Наместничество Петра, как понимает его католицизм, является тем, что Ханс фон Балтазар назвал «внешней точкой отсчета» для внутреннего единства Церкви. Это внутреннее единство не этническое, не лингвистическое, не политико-философское. Оно основано на Евхаристии и участии в деятельности Церкви в мире вместе с общностью святых, которые уже сейчас пребывают с Богом в Славе. Когда католицизм становится мировой Церковью, можно утверждать, что олицетворение истины, которую он несет в богатый разнообразием культур мир, нуждается в более наглядном, авторитетном, внешнем ориентире отсчета для ее единства, чем в первые два тысячелетия. Иоанн Павел II продемонстрировал важность этой «внешней точки отсчета» для деятельности Церкви и для ее «единства в разнообразии» во время встреч от Сеула до Рио-де-Жанейро, от Киншасы до Кракова и от Нью-Йорка до Анкориджа.
Обвинения в интеллектуальной зажатости должны быть отвергнуты фактом, что понтификат Иоанна Павла II исполнен огромного теологического и философского созидания начиная с «Redemptor Hominis» и «Теологии тела», продолжаясь через «Dives in Misericordia» и «Veritatis Splendor» до «Tertio Millennio Adveniente» и «Fides et Ratio». Даже поверхностное чтение текстов Иоанна Павла показывает гораздо большую открытость современным интеллектуальным методам и взглядам, чем было в предыдущих папствах. То, что Папа, человек интеллигентный и просвещенный, критиковал определенные виды постсоборной католической теологии и философии, без сомнения, огорчило многих католических интеллектуалов. Но и здесь пусть рассудит история.

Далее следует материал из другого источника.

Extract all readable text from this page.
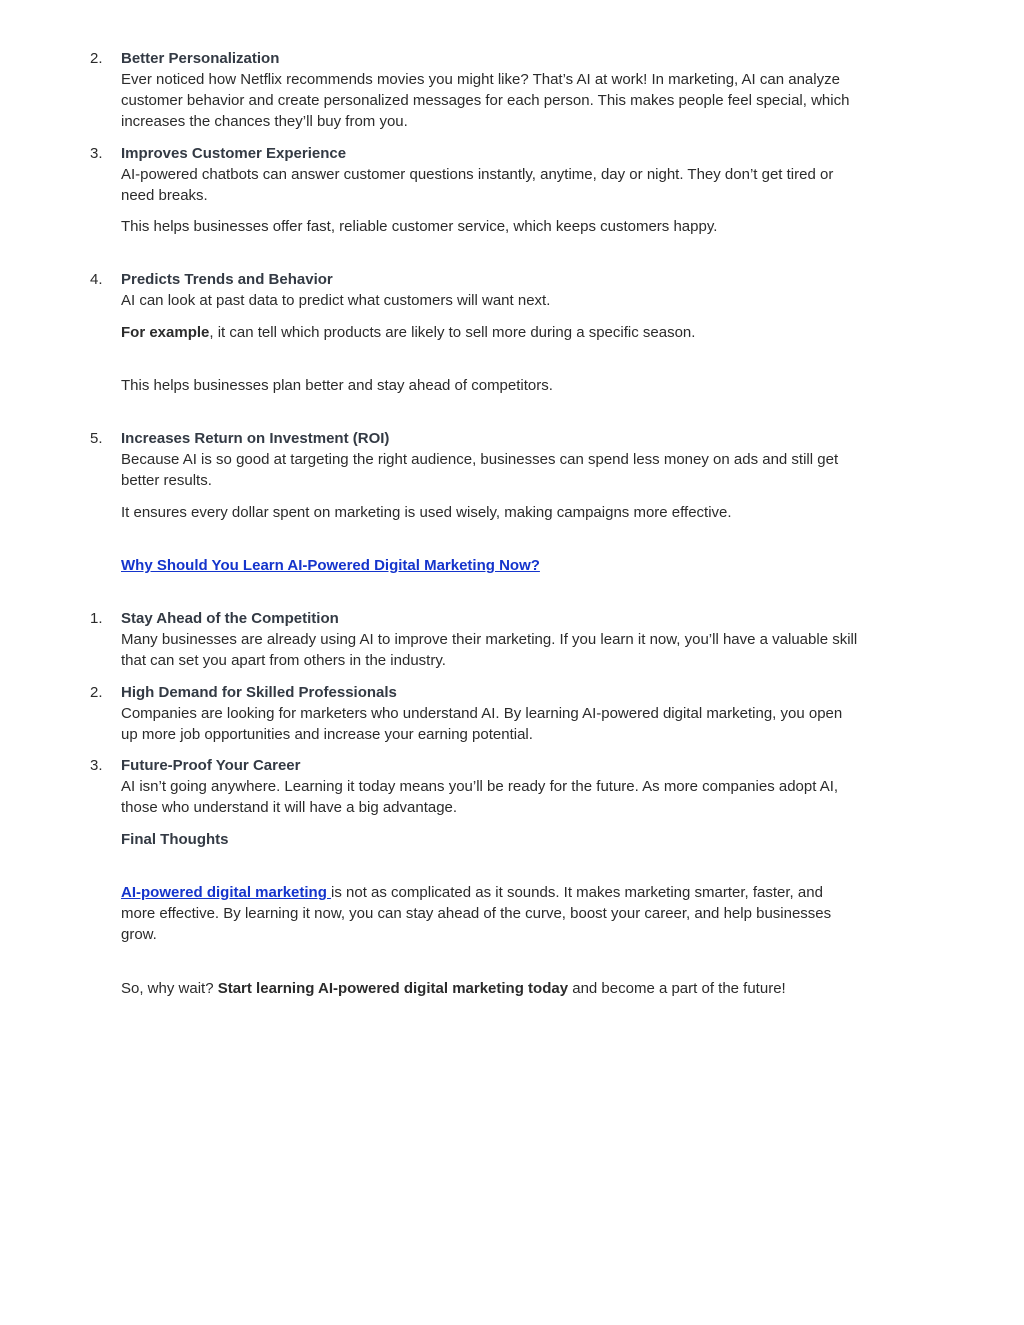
2.	Better Personalization

Ever noticed how Netflix recommends movies you might like? That’s AI at work! In marketing, AI can analyze

customer behavior and create personalized messages for each person. This makes people feel special, which

increases the chances they’ll buy from you.

3.	Improves Customer Experience

AI-powered chatbots can answer customer questions instantly, anytime, day or night. They don’t get tired or

need breaks.

This helps businesses offer fast, reliable customer service, which keeps customers happy.

4.	Predicts Trends and Behavior

AI can look at past data to predict what customers will want next.

For example, it can tell which products are likely to sell more during a specific season.

This helps businesses plan better and stay ahead of competitors.

5.	Increases Return on Investment (ROI)

Because AI is so good at targeting the right audience, businesses can spend less money on ads and still get

better results.

It ensures every dollar spent on marketing is used wisely, making campaigns more effective.

Why Should You Learn AI-Powered Digital Marketing Now?

1.	Stay Ahead of the Competition

Many businesses are already using AI to improve their marketing. If you learn it now, you’ll have a valuable skill

that can set you apart from others in the industry.

2.	High Demand for Skilled Professionals

Companies are looking for marketers who understand AI. By learning AI-powered digital marketing, you open

up more job opportunities and increase your earning potential.

3.	Future-Proof Your Career

AI isn’t going anywhere. Learning it today means you’ll be ready for the future. As more companies adopt AI,

those who understand it will have a big advantage.

Final Thoughts

AI-powered digital marketing is not as complicated as it sounds. It makes marketing smarter, faster, and

more effective. By learning it now, you can stay ahead of the curve, boost your career, and help businesses

grow.

So, why wait? Start learning AI-powered digital marketing today and become a part of the future!
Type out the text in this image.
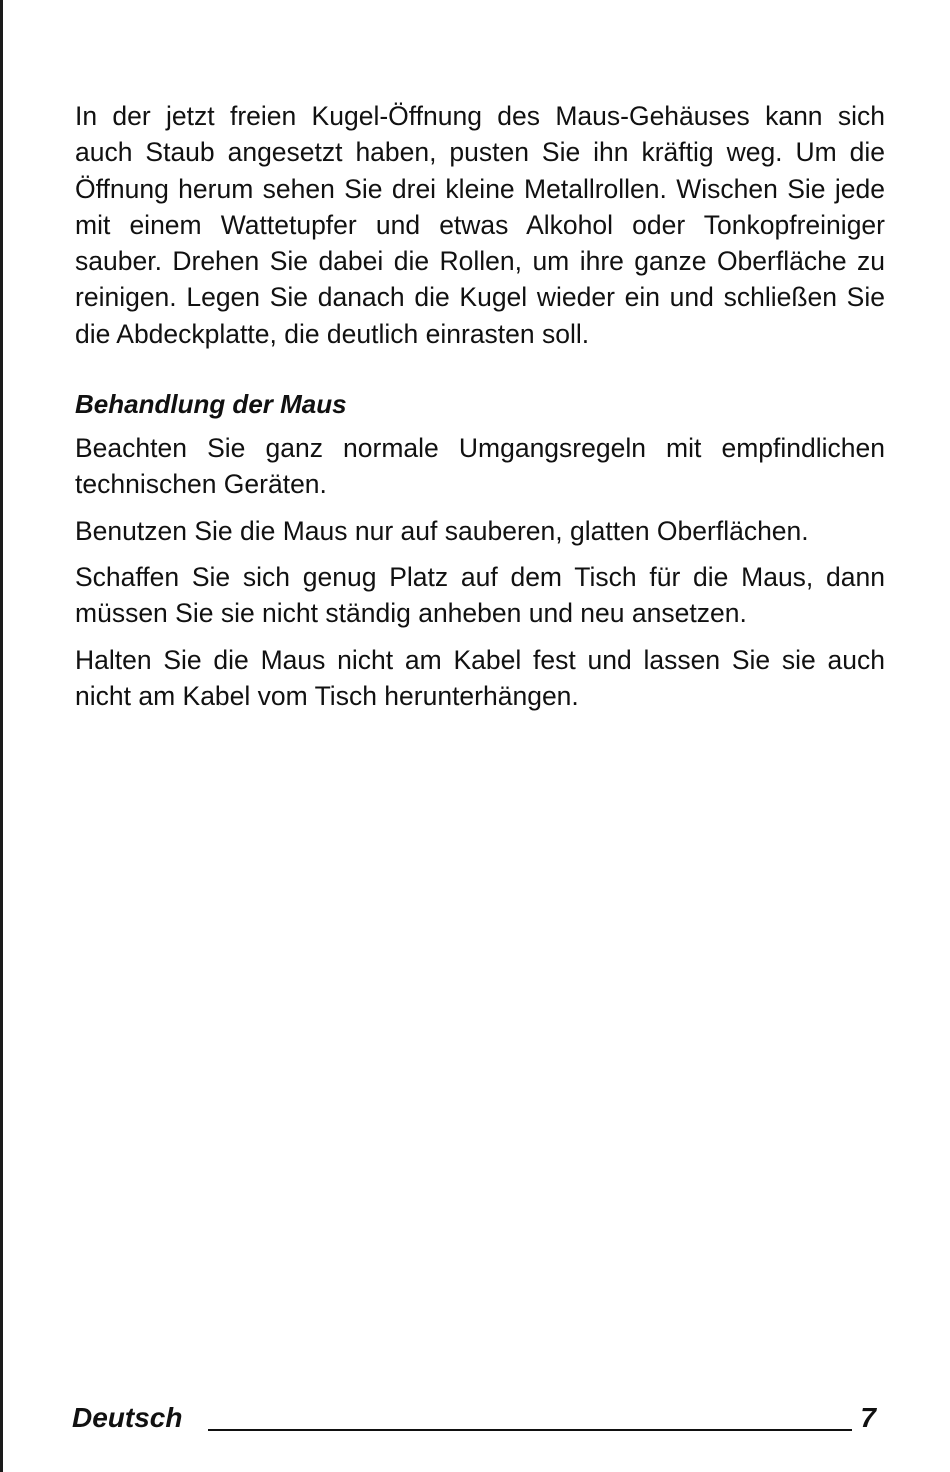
In der jetzt freien Kugel-Öffnung des Maus-Gehäuses kann sich auch Staub angesetzt haben, pusten Sie ihn kräftig weg. Um die Öffnung herum sehen Sie drei kleine Metallrollen. Wischen Sie jede mit einem Wattetupfer und etwas Alkohol oder Tonkopfreiniger sauber. Drehen Sie dabei die Rollen, um ihre ganze Oberfläche zu reinigen. Legen Sie danach die Kugel wieder ein und schließen Sie die Abdeckplatte, die deutlich einrasten soll.

Behandlung der Maus

Beachten Sie ganz normale Umgangsregeln mit empfindlichen technischen Geräten.

Benutzen Sie die Maus nur auf sauberen, glatten Oberflächen.

Schaffen Sie sich genug Platz auf dem Tisch für die Maus, dann müssen Sie sie nicht ständig anheben und neu ansetzen.

Halten Sie die Maus nicht am Kabel fest und lassen Sie sie auch nicht am Kabel vom Tisch herunterhängen.

Deutsch	7
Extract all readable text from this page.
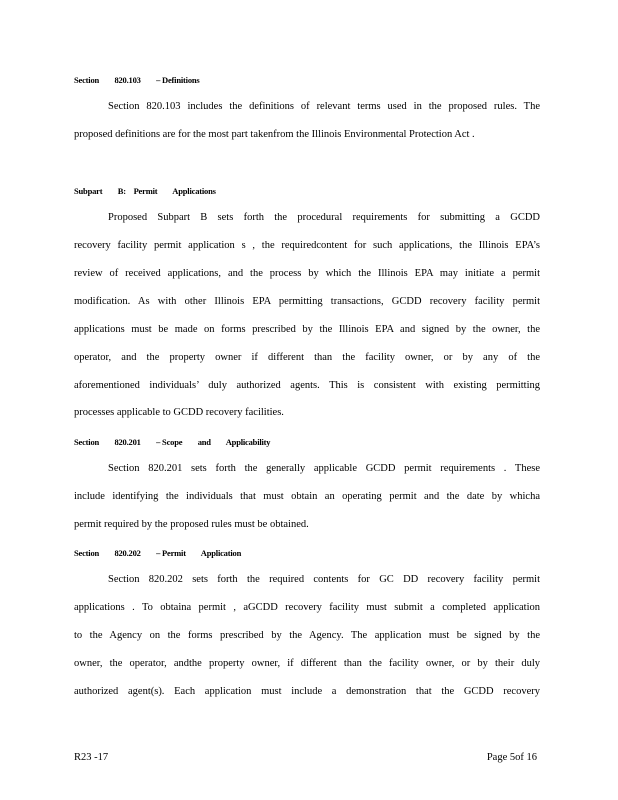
Section        820.103        – Definitions
Section 820.103 includes the definitions of relevant terms used in the proposed rules. The
proposed definitions are for the most part takenfrom the Illinois Environmental Protection Act .
Subpart        B:    Permit        Applications
Proposed Subpart B sets forth the procedural requirements for submitting a GCDD
recovery facility permit application s , the requiredcontent for such applications, the Illinois EPA’s
review of received applications, and the process by which the Illinois EPA may initiate a permit
modification. As with other Illinois EPA permitting transactions, GCDD recovery facility permit
applications must be made on forms prescribed by the Illinois EPA and signed by the owner, the
operator, and the property owner if different than the facility owner, or by any of the
aforementioned individuals’ duly authorized agents. This is consistent with existing permitting
processes applicable to GCDD recovery facilities.
Section        820.201        – Scope        and        Applicability
Section 820.201 sets forth the generally applicable GCDD permit requirements . These
include identifying the individuals that must obtain an operating permit and the date by whicha
permit required by the proposed rules must be obtained.
Section        820.202        – Permit        Application
Section 820.202 sets forth the required contents for GC DD recovery facility permit
applications . To obtaina permit , aGCDD recovery facility must submit a completed application
to the Agency on the forms prescribed by the Agency. The application must be signed by the
owner, the operator, andthe property owner, if different than the facility owner, or by their duly
authorized agent(s). Each application must include a demonstration that the GCDD recovery
R23 -17	Page 5of 16
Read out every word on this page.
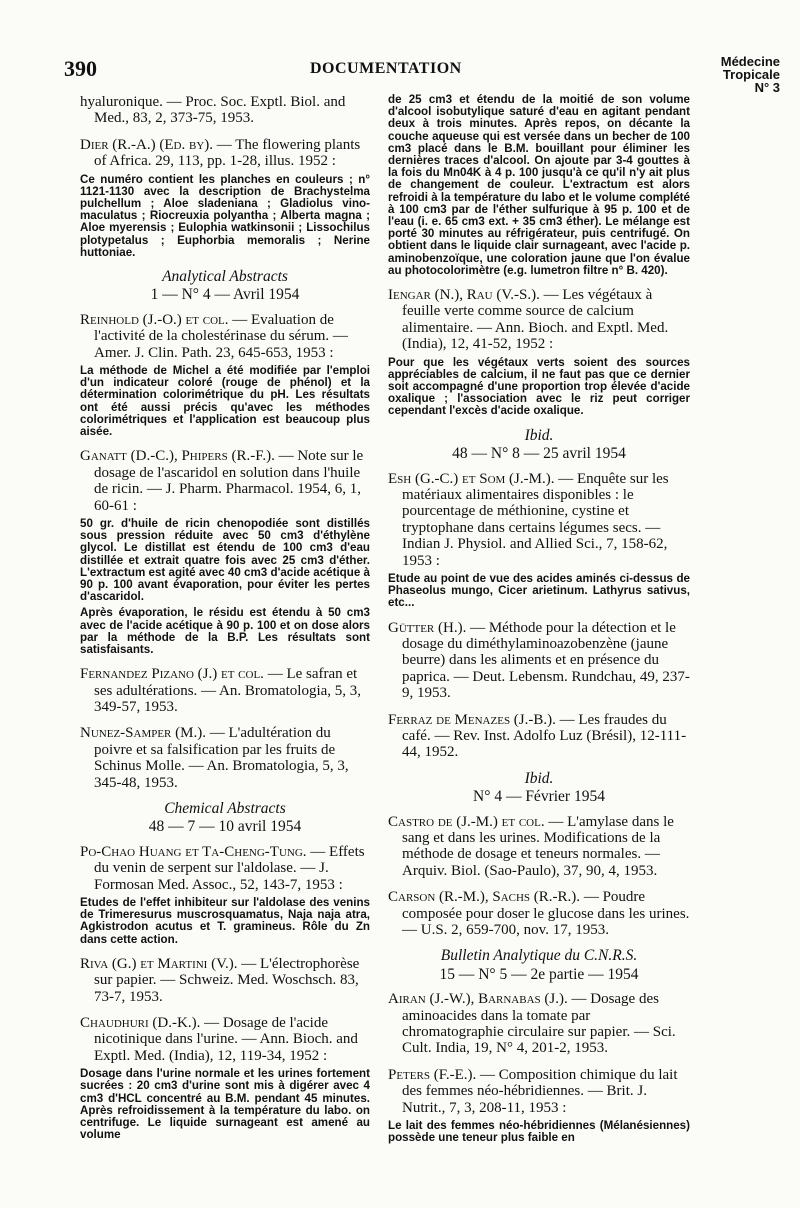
390	DOCUMENTATION	Médecine
Tropicale
N° 3

hyaluronique. — Proc. Soc. Exptl. Biol. and Med., 83, 2, 373-75, 1953.

Dier (R.-A.) (Ed. by). — The flowering plants of Africa. 29, 113, pp. 1-28, illus. 1952 :

Ce numéro contient les planches en couleurs ; n° 1121-1130 avec la description de Brachystelma pulchellum ; Aloe sladeniana ; Gladiolus vino-maculatus ; Riocreuxia polyantha ; Alberta magna ; Aloe myerensis ; Eulophia watkinsonii ; Lissochilus plotypetalus ; Euphorbia memoralis ; Nerine huttoniae.

Analytical Abstracts
1 — N° 4 — Avril 1954

Reinhold (J.-O.) et col. — Evaluation de l'activité de la cholestérinase du sérum. — Amer. J. Clin. Path. 23, 645-653, 1953 :

La méthode de Michel a été modifiée par l'emploi d'un indicateur coloré (rouge de phénol) et la détermination colorimétrique du pH. Les résultats ont été aussi précis qu'avec les méthodes colorimétriques et l'application est beaucoup plus aisée.

Ganatt (D.-C.), Phipers (R.-F.). — Note sur le dosage de l'ascaridol en solution dans l'huile de ricin. — J. Pharm. Pharmacol. 1954, 6, 1, 60-61 :

50 gr. d'huile de ricin chenopodiée sont distillés sous pression réduite avec 50 cm3 d'éthylène glycol. Le distillat est étendu de 100 cm3 d'eau distillée et extrait quatre fois avec 25 cm3 d'éther. L'extractum est agité avec 40 cm3 d'acide acétique à 90 p. 100 avant évaporation, pour éviter les pertes d'ascaridol.

Après évaporation, le résidu est étendu à 50 cm3 avec de l'acide acétique à 90 p. 100 et on dose alors par la méthode de la B.P. Les résultats sont satisfaisants.

Fernandez Pizano (J.) et col. — Le safran et ses adultérations. — An. Bromatologia, 5, 3, 349-57, 1953.

Nunez-Samper (M.). — L'adultération du poivre et sa falsification par les fruits de Schinus Molle. — An. Bromatologia, 5, 3, 345-48, 1953.

Chemical Abstracts
48 — 7 — 10 avril 1954

Po-Chao Huang et Ta-Cheng-Tung. — Effets du venin de serpent sur l'aldolase. — J. Formosan Med. Assoc., 52, 143-7, 1953 :

Etudes de l'effet inhibiteur sur l'aldolase des venins de Trimeresurus muscrosquamatus, Naja naja atra, Agkistrodon acutus et T. gramineus. Rôle du Zn dans cette action.

Riva (G.) et Martini (V.). — L'électrophorèse sur papier. — Schweiz. Med. Woschsch. 83, 73-7, 1953.

Chaudhuri (D.-K.). — Dosage de l'acide nicotinique dans l'urine. — Ann. Bioch. and Exptl. Med. (India), 12, 119-34, 1952 :

Dosage dans l'urine normale et les urines fortement sucrées : 20 cm3 d'urine sont mis à digérer avec 4 cm3 d'HCL concentré au B.M. pendant 45 minutes. Après refroidissement à la température du labo. on centrifuge. Le liquide surnageant est amené au volume

de 25 cm3 et étendu de la moitié de son volume d'alcool isobutylique saturé d'eau en agitant pendant deux à trois minutes. Après repos, on décante la couche aqueuse qui est versée dans un becher de 100 cm3 placé dans le B.M. bouillant pour éliminer les dernières traces d'alcool. On ajoute par 3-4 gouttes à la fois du Mn04K à 4 p. 100 jusqu'à ce qu'il n'y ait plus de changement de couleur. L'extractum est alors refroidi à la température du labo et le volume complété à 100 cm3 par de l'éther sulfurique à 95 p. 100 et de l'eau (i. e. 65 cm3 ext. + 35 cm3 éther). Le mélange est porté 30 minutes au réfrigérateur, puis centrifugé. On obtient dans le liquide clair surnageant, avec l'acide p. aminobenzoïque, une coloration jaune que l'on évalue au photocolorimètre (e.g. lumetron filtre n° B. 420).

Iengar (N.), Rau (V.-S.). — Les végétaux à feuille verte comme source de calcium alimentaire. — Ann. Bioch. and Exptl. Med. (India), 12, 41-52, 1952 :

Pour que les végétaux verts soient des sources appréciables de calcium, il ne faut pas que ce dernier soit accompagné d'une proportion trop élevée d'acide oxalique ; l'association avec le riz peut corriger cependant l'excès d'acide oxalique.

Ibid.
48 — N° 8 — 25 avril 1954

Esh (G.-C.) et Som (J.-M.). — Enquête sur les matériaux alimentaires disponibles : le pourcentage de méthionine, cystine et tryptophane dans certains légumes secs. — Indian J. Physiol. and Allied Sci., 7, 158-62, 1953 :

Etude au point de vue des acides aminés ci-dessus de Phaseolus mungo, Cicer arietinum. Lathyrus sativus, etc...

Gütter (H.). — Méthode pour la détection et le dosage du diméthylaminoazobenzène (jaune beurre) dans les aliments et en présence du paprica. — Deut. Lebensm. Rundchau, 49, 237-9, 1953.

Ferraz de Menazes (J.-B.). — Les fraudes du café. — Rev. Inst. Adolfo Luz (Brésil), 12-111-44, 1952.

Ibid.
N° 4 — Février 1954

Castro de (J.-M.) et col. — L'amylase dans le sang et dans les urines. Modifications de la méthode de dosage et teneurs normales. — Arquiv. Biol. (Sao-Paulo), 37, 90, 4, 1953.

Carson (R.-M.), Sachs (R.-R.). — Poudre composée pour doser le glucose dans les urines. — U.S. 2, 659-700, nov. 17, 1953.

Bulletin Analytique du C.N.R.S.
15 — N° 5 — 2e partie — 1954

Airan (J.-W.), Barnabas (J.). — Dosage des aminoacides dans la tomate par chromatographie circulaire sur papier. — Sci. Cult. India, 19, N° 4, 201-2, 1953.

Peters (F.-E.). — Composition chimique du lait des femmes néo-hébridiennes. — Brit. J. Nutrit., 7, 3, 208-11, 1953 :

Le lait des femmes néo-hébridiennes (Mélanésiennes) possède une teneur plus faible en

Двадцатый век в целом был весьма неблагоприятен для интеллектуалов, и особенно для интеллектуалов, соблазненных властью. Хайдеггер и Сартр, два чрезвычайно влиятельных философа, иллюстрируют это положение применительно к гитлеровской Германии и сталинскому Советскому Союзу. Мы не можем знать, как будущее оценит Иоанна Павла за критику заигрывания постсоборной теологии с марксизмом и достойных сожаления общественных выводов философии, попавшей в капкан солипсизма. Не будучи академиком, вряд ли можно ответить на вопрос: почему человека считают тупицей, если он оценивает марксизм как фатальное заблуждение или думает, что люди могут постичь истинную природу вещей, даже если она неполна. Что касается подавления в прямом, личном смысле, то во время этого понтификата католические теологи фактически не подвергались наказанию (публичные действия были применены против шести человек за двадцать лет, и с теми обошлись гораздо мягче, чем в прошлом). То же самое можно сказать относительно своевольных епископов. Через тридцать пять лет после Второго Ватиканского Собора интеллектуальные критики и порой открытые враги Иоанна Павла II продолжают прочно контролировать большинство теологических факультетов в западном мире. Если это называется репрессиями, то они не очень-то действенны.
Поколение теологов, столь влиятельных во время и сразу после Собора, чувствует, что их интеллектуальная гегемония и духовное влияние находятся под угрозой со стороны учения Иоанна Павла II. Если дело в этом, нет ли здесь иронии? Страх потерять контроль над интеллектуальной повесткой дня Церкви ставит этих теологов в ту же позицию, как и несгибаемых блюстителей католической интеллектуальной ортодоксальности в 1940-х и 1950-х гг., чье влияние на Церковь до Второго Ватиканского Собора решительно осуждали теологи 1960-х и 1970-х гг.
Обвинение Иоанна Павла II в женоненавистничестве или, мягче, нечувствительности к проблемам женщин прямо отвергается женщинами, десятилетиями знающими Кароля Войтылу; многие из них считают это предположение «совершенно безумным». Кроме того, этому обвинению противостоят дискуссия о современном статусе женщины, развернутая Папой в «Familiaris Consortio», «Mulieris Dignitatem», «Christifideles Laici» и в Письме к женщинам 1995 г., а также позиция Святого Престола на Всемирной конференции женщин в Пекине.
На протяжении двадцати лет Иоанн Павел II развивал особый христианский феминизм. Такой феминизм, настаивает он, гораздо надежнее связан с Библией и теологией «Церкви Марии», чем с сексуальной революцией 1960-х гг. Утверждение Папы, что «изначально» женщины и мужчины были созданы разными, но все же равными, звучит, безусловно, как вызов тем феминисткам, для кого «пол (половая принадлежность) является культурной конструкцией, не имеющей реального значения». Ирония заключается и в том, что Иоанн Павел II принимает осуществление женщиной женского начала гораздо серьезнее, чем некоторые школы современного феминизма.